5 Things to Know About 2020 Democrat Candidate Pete Buttigieg
On Wednesday, Pete Buttigieg (pronounced boot-uh-judge) entered the 2020 Democratic primary. The 37-year-old mayor of South Bend, Ind., is one of the youngest Democratic contenders.
Here are 5 things to know about this surprise candidate.
1. Harvard veteran is lord of the poultry.
Buttigieg, who is half Maltese (his last name means "lord of the poultry"), was a Rhodes scholar and graduated from Harvard University magna cum laude in 2004. He studied the influence of puritanism on U.S. foreign policy. He became a Naval intelligence officer in the Navy Reserve in 2009 and went on a 7-month deployment to Afghanistan in 2013.
He ran for the chairmanship of the Democratic National Committee (DNC) in 2017, backed by former DNC Chair Howard Dean.
2. Youngest mayor.
After three years at the consulting firm McKinsey & Company, Buttigieg returned to his home city of South Bend, Ind., and ran for state treasurer in 2010. While he lost that race, the political splash gave him much-needed name recognition (something he sorely lacks for the 2020 presidential race).
In 2011, he won his first term as mayor of South Bend, becoming the youngest mayor of a U.S. city with at least 100,000 residents. He took a break from leading the city for his Afghanistan deployment. Buttigieg won re-election four years later with 80 percent of the vote. He has used the office to redevelop abandoned industrial facilities and demolish or repair vacant or abandoned homes.
Buttigieg is running on "turning around a dying city," but despite his popularity, many question the impact of his leadership. In 2016, 31 percent of tested children were found to have elevated lead levels — higher than the numbers in Flint, Mich. South Bend is safer than only 3 percent of U.S. cities. The Vacant and Abandoned Properties Initiative, started in February 2013, aimed to take care of 1,000 vacant or abandoned homes in 1,000 days, but by June 2015 only 828 homes had been demolished or repaired.
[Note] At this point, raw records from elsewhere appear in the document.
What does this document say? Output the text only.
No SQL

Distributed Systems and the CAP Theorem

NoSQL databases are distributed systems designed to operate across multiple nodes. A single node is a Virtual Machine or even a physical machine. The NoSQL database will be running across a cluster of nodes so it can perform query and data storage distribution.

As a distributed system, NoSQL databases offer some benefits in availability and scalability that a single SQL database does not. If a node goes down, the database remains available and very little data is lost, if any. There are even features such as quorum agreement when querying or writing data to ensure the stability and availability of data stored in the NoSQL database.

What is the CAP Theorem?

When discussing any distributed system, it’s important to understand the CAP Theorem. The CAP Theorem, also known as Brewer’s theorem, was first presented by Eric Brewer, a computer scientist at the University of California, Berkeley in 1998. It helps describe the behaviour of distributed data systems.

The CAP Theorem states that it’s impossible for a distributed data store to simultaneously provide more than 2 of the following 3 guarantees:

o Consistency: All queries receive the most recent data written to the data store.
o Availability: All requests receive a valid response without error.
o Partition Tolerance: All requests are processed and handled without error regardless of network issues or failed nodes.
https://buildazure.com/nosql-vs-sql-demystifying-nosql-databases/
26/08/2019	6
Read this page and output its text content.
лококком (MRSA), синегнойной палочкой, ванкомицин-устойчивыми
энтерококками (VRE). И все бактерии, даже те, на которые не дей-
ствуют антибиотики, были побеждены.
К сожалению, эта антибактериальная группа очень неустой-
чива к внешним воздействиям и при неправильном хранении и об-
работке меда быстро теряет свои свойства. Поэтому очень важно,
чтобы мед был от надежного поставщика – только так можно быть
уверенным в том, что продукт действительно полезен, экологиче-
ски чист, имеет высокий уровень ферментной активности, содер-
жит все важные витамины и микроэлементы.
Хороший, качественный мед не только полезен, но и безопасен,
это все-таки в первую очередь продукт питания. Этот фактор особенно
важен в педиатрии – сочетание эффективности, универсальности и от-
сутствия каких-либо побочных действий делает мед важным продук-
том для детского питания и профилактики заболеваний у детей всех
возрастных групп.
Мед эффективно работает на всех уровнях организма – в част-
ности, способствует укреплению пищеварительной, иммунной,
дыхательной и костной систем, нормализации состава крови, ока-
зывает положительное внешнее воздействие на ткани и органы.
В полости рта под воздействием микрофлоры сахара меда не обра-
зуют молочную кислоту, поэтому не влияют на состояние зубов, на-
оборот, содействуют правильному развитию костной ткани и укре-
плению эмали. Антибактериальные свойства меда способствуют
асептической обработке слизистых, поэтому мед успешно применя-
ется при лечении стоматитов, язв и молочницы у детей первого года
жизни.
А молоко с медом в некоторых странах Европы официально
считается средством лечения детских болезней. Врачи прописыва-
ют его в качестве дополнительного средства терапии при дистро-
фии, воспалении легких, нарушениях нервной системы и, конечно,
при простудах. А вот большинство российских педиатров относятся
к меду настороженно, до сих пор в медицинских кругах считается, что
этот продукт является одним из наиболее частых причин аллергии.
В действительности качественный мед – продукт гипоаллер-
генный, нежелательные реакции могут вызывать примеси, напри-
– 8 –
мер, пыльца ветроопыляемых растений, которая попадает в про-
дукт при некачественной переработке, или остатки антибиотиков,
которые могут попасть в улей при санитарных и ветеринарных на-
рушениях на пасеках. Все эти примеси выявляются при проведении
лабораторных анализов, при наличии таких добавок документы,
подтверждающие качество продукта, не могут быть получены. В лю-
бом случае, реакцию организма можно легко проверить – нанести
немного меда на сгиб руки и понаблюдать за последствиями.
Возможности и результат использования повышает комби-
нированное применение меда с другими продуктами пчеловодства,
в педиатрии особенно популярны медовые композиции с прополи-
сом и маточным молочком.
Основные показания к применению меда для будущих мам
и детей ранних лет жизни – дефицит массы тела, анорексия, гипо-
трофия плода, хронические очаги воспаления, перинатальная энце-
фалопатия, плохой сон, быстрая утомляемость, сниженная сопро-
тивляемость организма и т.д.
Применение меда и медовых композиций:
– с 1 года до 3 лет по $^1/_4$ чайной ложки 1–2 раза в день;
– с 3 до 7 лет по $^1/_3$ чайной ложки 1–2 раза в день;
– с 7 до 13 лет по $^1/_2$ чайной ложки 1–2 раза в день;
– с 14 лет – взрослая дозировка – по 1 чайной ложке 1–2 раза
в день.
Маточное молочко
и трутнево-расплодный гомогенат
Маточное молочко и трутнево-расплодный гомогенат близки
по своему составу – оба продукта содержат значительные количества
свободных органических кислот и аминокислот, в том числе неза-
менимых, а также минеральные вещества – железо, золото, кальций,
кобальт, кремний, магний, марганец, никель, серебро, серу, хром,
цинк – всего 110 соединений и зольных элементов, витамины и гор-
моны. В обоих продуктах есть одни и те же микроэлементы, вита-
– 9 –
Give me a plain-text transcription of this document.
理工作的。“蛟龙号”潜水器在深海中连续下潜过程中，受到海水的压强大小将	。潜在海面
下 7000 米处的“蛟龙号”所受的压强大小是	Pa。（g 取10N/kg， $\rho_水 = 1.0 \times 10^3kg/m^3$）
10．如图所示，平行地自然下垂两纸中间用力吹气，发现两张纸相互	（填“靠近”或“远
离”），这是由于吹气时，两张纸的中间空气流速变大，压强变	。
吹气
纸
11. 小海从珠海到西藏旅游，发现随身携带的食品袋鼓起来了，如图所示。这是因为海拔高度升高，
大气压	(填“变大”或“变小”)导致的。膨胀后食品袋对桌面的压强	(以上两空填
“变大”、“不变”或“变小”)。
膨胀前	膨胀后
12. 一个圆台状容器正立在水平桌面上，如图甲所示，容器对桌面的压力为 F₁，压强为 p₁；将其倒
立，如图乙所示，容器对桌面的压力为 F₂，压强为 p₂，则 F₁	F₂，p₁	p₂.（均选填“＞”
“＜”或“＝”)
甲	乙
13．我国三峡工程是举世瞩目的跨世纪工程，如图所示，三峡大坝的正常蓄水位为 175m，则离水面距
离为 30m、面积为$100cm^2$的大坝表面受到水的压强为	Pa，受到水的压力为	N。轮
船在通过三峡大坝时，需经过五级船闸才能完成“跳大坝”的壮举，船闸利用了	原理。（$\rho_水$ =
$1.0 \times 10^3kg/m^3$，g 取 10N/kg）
"Before Buttigieg wastes time on a presidential campaign, he should focus on his town's sea of potholes and sky-high crime rate," Michael Ahrens, a spokesman for the Republican National Committee, said in a statement. "His bid isn't just bad news for residents, it's more proof that Democrats are about to endure the most crowded, divisive, and contentious primary in history."